Usaha peternakan rakyat merupakan tulang punggung bangsa dalam penyediaan pangan, khususnya protein hewani. Daging sapi domestik berkontribusi sekitar 60%, susu 20% terhadap konsumsi nasional, ayam dan telur sudah swasembada. Menurut Sensus Pertanian 2013, 98% ternak sapi dikuasai usaha peternakan rakyat di perdesaan, usahanya skala kecil-subsisten-tradisional, terkendala teknologi, dan memperlakukan ternak sebagai rojo koyo. Meskipun demikian, sub-sektor peternakan, khususnya daging sapi potong, memiliki keterkaitan erat terhadap 120 sektor ekonomi lain ke hulu maupun ke hilir dan memiliki daya ungkit tertinggi dari 175 sektor ekonomi lainnya (IRSA, 2009).

Data-data itu menunjukkan, sub-sektor peternakan punya kontribusi besar dalam ekonomi dan penyerapan tenaga kerja.
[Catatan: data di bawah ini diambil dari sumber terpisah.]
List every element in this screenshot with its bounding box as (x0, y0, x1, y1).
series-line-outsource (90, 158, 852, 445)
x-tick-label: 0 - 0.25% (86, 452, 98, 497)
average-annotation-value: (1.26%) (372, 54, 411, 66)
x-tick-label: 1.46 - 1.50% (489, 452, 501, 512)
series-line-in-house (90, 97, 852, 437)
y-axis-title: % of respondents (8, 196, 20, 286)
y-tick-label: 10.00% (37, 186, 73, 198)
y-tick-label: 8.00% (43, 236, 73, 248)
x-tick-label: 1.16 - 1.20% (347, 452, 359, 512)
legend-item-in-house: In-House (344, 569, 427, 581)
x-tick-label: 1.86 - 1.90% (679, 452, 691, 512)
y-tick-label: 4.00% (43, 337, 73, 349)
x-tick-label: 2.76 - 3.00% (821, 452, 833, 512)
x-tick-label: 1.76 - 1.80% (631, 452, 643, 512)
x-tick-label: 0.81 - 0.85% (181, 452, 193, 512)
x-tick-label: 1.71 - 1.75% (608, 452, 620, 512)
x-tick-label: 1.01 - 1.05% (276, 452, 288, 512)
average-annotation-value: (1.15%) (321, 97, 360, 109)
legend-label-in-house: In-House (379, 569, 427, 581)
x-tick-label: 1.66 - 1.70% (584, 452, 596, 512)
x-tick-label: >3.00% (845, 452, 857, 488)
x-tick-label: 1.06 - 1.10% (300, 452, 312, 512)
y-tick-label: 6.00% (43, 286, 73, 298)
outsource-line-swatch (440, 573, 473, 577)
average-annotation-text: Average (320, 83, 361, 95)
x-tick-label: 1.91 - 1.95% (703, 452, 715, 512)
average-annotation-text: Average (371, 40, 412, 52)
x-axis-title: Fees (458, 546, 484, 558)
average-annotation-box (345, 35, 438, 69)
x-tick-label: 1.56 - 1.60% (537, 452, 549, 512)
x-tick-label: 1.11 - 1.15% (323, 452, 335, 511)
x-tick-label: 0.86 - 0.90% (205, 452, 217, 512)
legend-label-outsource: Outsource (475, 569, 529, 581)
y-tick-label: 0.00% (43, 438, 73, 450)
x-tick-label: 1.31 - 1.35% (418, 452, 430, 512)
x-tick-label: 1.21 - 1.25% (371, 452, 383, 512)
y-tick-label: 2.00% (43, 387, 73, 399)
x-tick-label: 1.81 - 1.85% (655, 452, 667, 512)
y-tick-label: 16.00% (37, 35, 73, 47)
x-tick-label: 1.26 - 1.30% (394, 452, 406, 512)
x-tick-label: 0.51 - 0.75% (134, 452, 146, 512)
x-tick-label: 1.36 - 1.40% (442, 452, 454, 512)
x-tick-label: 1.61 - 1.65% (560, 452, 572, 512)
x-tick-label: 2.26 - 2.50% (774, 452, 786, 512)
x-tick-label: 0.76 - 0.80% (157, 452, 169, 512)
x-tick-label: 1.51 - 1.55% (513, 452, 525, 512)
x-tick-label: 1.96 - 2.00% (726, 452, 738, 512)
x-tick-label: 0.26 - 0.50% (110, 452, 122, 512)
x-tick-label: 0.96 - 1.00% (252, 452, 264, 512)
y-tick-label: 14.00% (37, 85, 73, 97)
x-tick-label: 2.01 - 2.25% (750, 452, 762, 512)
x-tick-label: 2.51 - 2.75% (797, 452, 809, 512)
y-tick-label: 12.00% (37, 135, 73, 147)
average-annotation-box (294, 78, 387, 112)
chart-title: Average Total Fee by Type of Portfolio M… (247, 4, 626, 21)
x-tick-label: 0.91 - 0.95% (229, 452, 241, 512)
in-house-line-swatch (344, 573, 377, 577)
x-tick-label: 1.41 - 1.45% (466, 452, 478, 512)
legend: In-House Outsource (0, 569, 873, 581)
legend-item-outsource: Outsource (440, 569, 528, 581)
Namun, peternakan rakyat amat rentan, sehingga perlu proteksi. Tanpa proteksi, bukan mustahil mereka bakal gulung tikar pelan-pelan. Saat itu terjadi, Indonesia harus membuang jauh-jauh cita-cita dan target swasembada daging.
(wur)
Dapatkan berita terkini dan kejutan menarik dari SINDOnews.com, Klik Disini untuk mendaftarkan diri anda sekarang juga!
Baca Berita Terkait Lainnya
Copyright © 2024 SINDOnews.com
All Rights Reserved
read/ rendering in 0.1891 seconds (0.1#10.140)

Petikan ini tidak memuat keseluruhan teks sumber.